Oh, and speaking of mood rings (loved that) Actonbell... my mood ring was always black, too! what's up with that??
Long as i'm here (and i am) Rabbit, Rabbit! :)
I loved being a Brownie Scout, but after about 3 months of Girl Scouts, I quit. All we did was have a short meeting and then play outside. It was like almost free afterschool daycare. Years later after I moved to a larger city, I became friends with an actual Girl Scout that belonged to an actual Troop that did actual Things. I felt gypped by the people in my tiny hometown. But I avoided my friend's house during cookie season, because she and her mother became deranged. There must be something in those cookies.
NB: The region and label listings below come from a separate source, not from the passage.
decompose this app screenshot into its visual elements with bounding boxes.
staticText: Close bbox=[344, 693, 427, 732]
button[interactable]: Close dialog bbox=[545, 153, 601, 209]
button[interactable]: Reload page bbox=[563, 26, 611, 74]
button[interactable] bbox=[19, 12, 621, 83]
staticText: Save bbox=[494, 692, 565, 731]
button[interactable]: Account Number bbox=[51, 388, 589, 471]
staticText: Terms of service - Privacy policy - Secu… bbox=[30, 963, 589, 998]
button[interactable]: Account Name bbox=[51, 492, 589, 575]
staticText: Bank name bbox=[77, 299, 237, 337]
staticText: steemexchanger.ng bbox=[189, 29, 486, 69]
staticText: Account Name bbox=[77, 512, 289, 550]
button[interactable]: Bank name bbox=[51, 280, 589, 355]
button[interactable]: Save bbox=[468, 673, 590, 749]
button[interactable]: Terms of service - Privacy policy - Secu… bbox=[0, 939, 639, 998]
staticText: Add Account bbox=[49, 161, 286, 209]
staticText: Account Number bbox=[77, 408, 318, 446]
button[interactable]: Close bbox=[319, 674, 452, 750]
...and I know every one of those people you mentioned!! Good times, good times!
I think all the Girl Scouts in San Francisco moved to Minnesota.
They are all MIA. It's not right. La-la Land, no kidding.
If I had a mood ring, it would be an angry color now with a tinge of forlorn.
I was in the scouts, once upon a time. Granted, it only lasted for 24 hours. There were no cookies. All they did was tie knots and solute the flag. I can do that at home. Although I prolly won't.
I purchased a box of Samoas the other day and actually had the thought, "Man, when I grow up, I'm going to buy like 100 boxes of these things."
Then, I realized that I've been grown up for quite awhile, and that I should probably accept that, and then get some better, non-cookie-related life plans. Or a job that pays me well enough to afford that many Samoas.
We have Brownies and Girl Guides over here but since I totally lack ambition I didn't 'get' the whole badge thing. I remember being aged about 11 and trying to get one once, can't remember which badge but it involved making a baby's toy. I made this mouse from felt and added my own unique twist, if you added pins it became a hedgehog, a double duty toy - bonus, baby can play and then Mummy can play later too ... needless to say I didn't get the badge.